Eight Directors Who Are Reshaping Today's Horror Genre
In the landscape of contemporary movie-making, a new cohort of artists is pushing the edges of the horror genre. Ranging from cultural metaphors to intense chillers, these eight filmmakers are crafting memorable adventures that reimagine fear for a current era.
Jordan Peele
The creator of Get Out has created pointed allegories exploring the risks, subtleties, and conflicts of African American experience in the US. Peele's effect is evident from the abundance of followers, with the finest within them guided by the director through his Monkeypaw.
Robert Eggers
An expert explorer of the darkest pockets of the bygone eras, this filmmaker of The Witch, The Lighthouse, and Nosferatu excels in revealing the alien aspects of past epochs and showing them devoid of modern-day reinterpretation. His unholy time machines open portals to insanity, desire, and transformation.
Jane Schoenbrun
The contemporary director with their focus most in touch with the generation’s spirit, as sensitive to the loneliness, and deep connections, of an internet-besotted age. Weaving concepts of connection and popular media through trans experiences and the tradition of physical terror, creations such as I Saw the TV Glow plumb the most unsettling cracks of the self.
Damien Leone
Leone’s series of Terrifier movies is this decade's major horror achievement, evidence that fan support can still create genuine blockbusters from well-executed microbudget gore. Not just the modern Jason or Freddy, insane poster boy Art the Clown is evidence that the audience's desire for violence – gratuitous, comical, unbridled – remains unslakable.
Rose Glass
Merging the division between delusion and reality, with her works Saint Maud and Love Lies Bleeding, The director has assembled a gallery of driven women compelled to the edge by the strength of their commitment to twisted values.

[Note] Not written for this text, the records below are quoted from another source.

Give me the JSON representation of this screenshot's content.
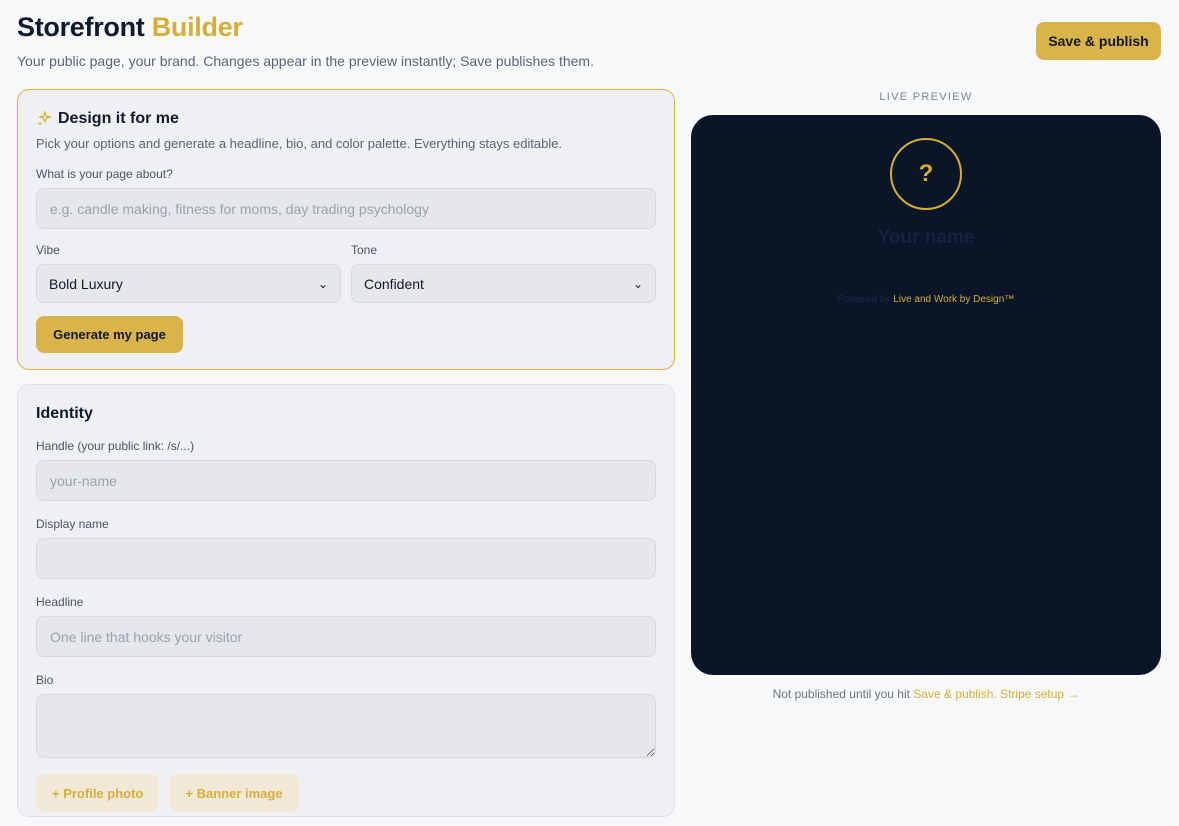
{
  "header": {
    "title_main": "Storefront",
    "title_accent": "Builder",
    "subtitle": "Your public page, your brand. Changes appear in the preview instantly; Save publishes them.",
    "save_label": "Save & publish"
  },
  "design": {
    "title": "Design it for me",
    "description": "Pick your options and generate a headline, bio, and color palette. Everything stays editable.",
    "about_label": "What is your page about?",
    "about_placeholder": "e.g. candle making, fitness for moms, day trading psychology",
    "vibe_label": "Vibe",
    "vibe_value": "Bold Luxury",
    "tone_label": "Tone",
    "tone_value": "Confident",
    "generate_label": "Generate my page"
  },
  "identity": {
    "title": "Identity",
    "handle_label": "Handle (your public link: /s/...)",
    "handle_placeholder": "your-name",
    "display_label": "Display name",
    "display_value": "",
    "headline_label": "Headline",
    "headline_placeholder": "One line that hooks your visitor",
    "bio_label": "Bio",
    "bio_value": "",
    "profile_photo_label": "+ Profile photo",
    "banner_label": "+ Banner image"
  },
  "preview": {
    "label": "LIVE PREVIEW",
    "avatar_placeholder": "?",
    "name": "Your name",
    "powered_prefix": "Powered by",
    "brand": "Live and Work by Design™",
    "footnote_prefix": "Not published until you hit",
    "footnote_link1": "Save & publish.",
    "footnote_link2": "Stripe setup →"
  },
  "colors": {
    "accent": "#d4af37",
    "preview_bg": "#0a1628"
  }
}
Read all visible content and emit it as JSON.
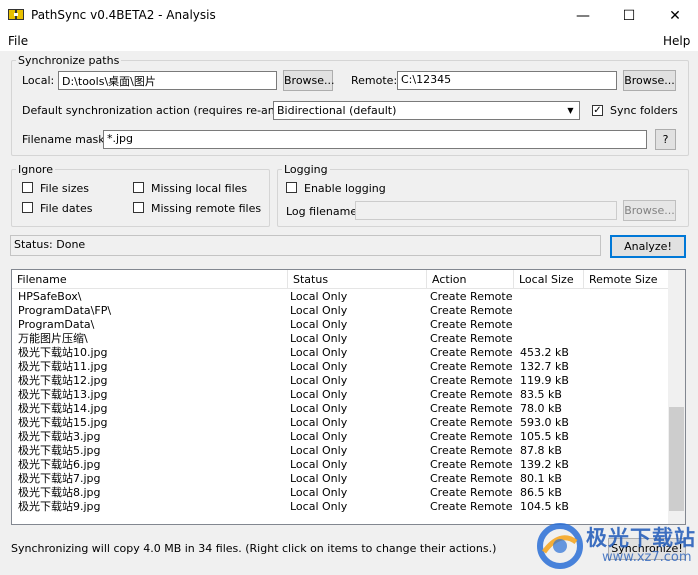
{
  "window": {
    "title": "PathSync v0.4BETA2 - Analysis",
    "minimize": "—",
    "maximize": "☐",
    "close": "✕"
  },
  "menu": {
    "file": "File",
    "help": "Help"
  },
  "sync_paths": {
    "legend": "Synchronize paths",
    "local_label": "Local:",
    "local_value": "D:\\tools\\桌面\\图片",
    "browse1": "Browse...",
    "remote_label": "Remote:",
    "remote_value": "C:\\12345",
    "browse2": "Browse...",
    "default_action_label": "Default synchronization action (requires re-analyze):",
    "default_action_value": "Bidirectional (default)",
    "sync_folders_label": "Sync folders",
    "sync_folders_checked": true,
    "mask_label": "Filename mask:",
    "mask_value": "*.jpg",
    "mask_help": "?"
  },
  "ignore": {
    "legend": "Ignore",
    "file_sizes": "File sizes",
    "file_dates": "File dates",
    "missing_local": "Missing local files",
    "missing_remote": "Missing remote files"
  },
  "logging": {
    "legend": "Logging",
    "enable": "Enable logging",
    "filename_label": "Log filename:",
    "browse": "Browse..."
  },
  "status": "Status: Done",
  "analyze": "Analyze!",
  "columns": [
    "Filename",
    "Status",
    "Action",
    "Local Size",
    "Remote Size"
  ],
  "rows": [
    [
      "HPSafeBox\\",
      "Local Only",
      "Create Remote",
      ""
    ],
    [
      "ProgramData\\FP\\",
      "Local Only",
      "Create Remote",
      ""
    ],
    [
      "ProgramData\\",
      "Local Only",
      "Create Remote",
      ""
    ],
    [
      "万能图片压缩\\",
      "Local Only",
      "Create Remote",
      ""
    ],
    [
      "极光下载站10.jpg",
      "Local Only",
      "Create Remote",
      "453.2 kB"
    ],
    [
      "极光下载站11.jpg",
      "Local Only",
      "Create Remote",
      "132.7 kB"
    ],
    [
      "极光下载站12.jpg",
      "Local Only",
      "Create Remote",
      "119.9 kB"
    ],
    [
      "极光下载站13.jpg",
      "Local Only",
      "Create Remote",
      "83.5 kB"
    ],
    [
      "极光下载站14.jpg",
      "Local Only",
      "Create Remote",
      "78.0 kB"
    ],
    [
      "极光下载站15.jpg",
      "Local Only",
      "Create Remote",
      "593.0 kB"
    ],
    [
      "极光下载站3.jpg",
      "Local Only",
      "Create Remote",
      "105.5 kB"
    ],
    [
      "极光下载站5.jpg",
      "Local Only",
      "Create Remote",
      "87.8 kB"
    ],
    [
      "极光下载站6.jpg",
      "Local Only",
      "Create Remote",
      "139.2 kB"
    ],
    [
      "极光下载站7.jpg",
      "Local Only",
      "Create Remote",
      "80.1 kB"
    ],
    [
      "极光下载站8.jpg",
      "Local Only",
      "Create Remote",
      "86.5 kB"
    ],
    [
      "极光下载站9.jpg",
      "Local Only",
      "Create Remote",
      "104.5 kB"
    ]
  ],
  "footer": "Synchronizing will copy 4.0 MB in 34 files. (Right click on items to change their actions.)",
  "synchronize": "Synchronize!",
  "watermark": {
    "text": "极光下载站",
    "url": "www.xz7.com"
  }
}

Given to surreal climaxes that challenge straightforward interpretations into doubt, her films remain – though less like a rock in your footwear than a spike in your sole.
YouTube Sensations
Emerging from the primordial ooze of online video arrived a duo of filmmakers conquering the cinema landscape with a current style of controversy. With their movies Talk to Me and Bring Her Back, they created violent spectacles in between realistic depictions of how current young people act. Cinema enthusiasts idolize them as if they’re recently declared heroes.
Arthouse Horror Pioneer
The director's sleek, allegory-driven blend of genre trappings with art film touches earned her a Palme d’Or, the historic moment the festival gave its top prize to a terror movie. Bearing the blood-soaked flag of the extreme cinema wave, the Titane director indulges the cravings of the isolated to spectacular outcome.
Asian Horror Visionary
Among the most intriguing talents to come forth from Eastern cinema in the past decade, the Korean creator has crafted one gem of mythical fear (The Wailing) and collaborated on another (The Medium). Arranged with total certainty and meticulous atmosphere crafting, his films transforms mainstream formulas into frightful, novel shapes.
The listed filmmakers signify the wide-ranging and groundbreaking direction of the horror genre, driving the limits of dread into unexplored realms.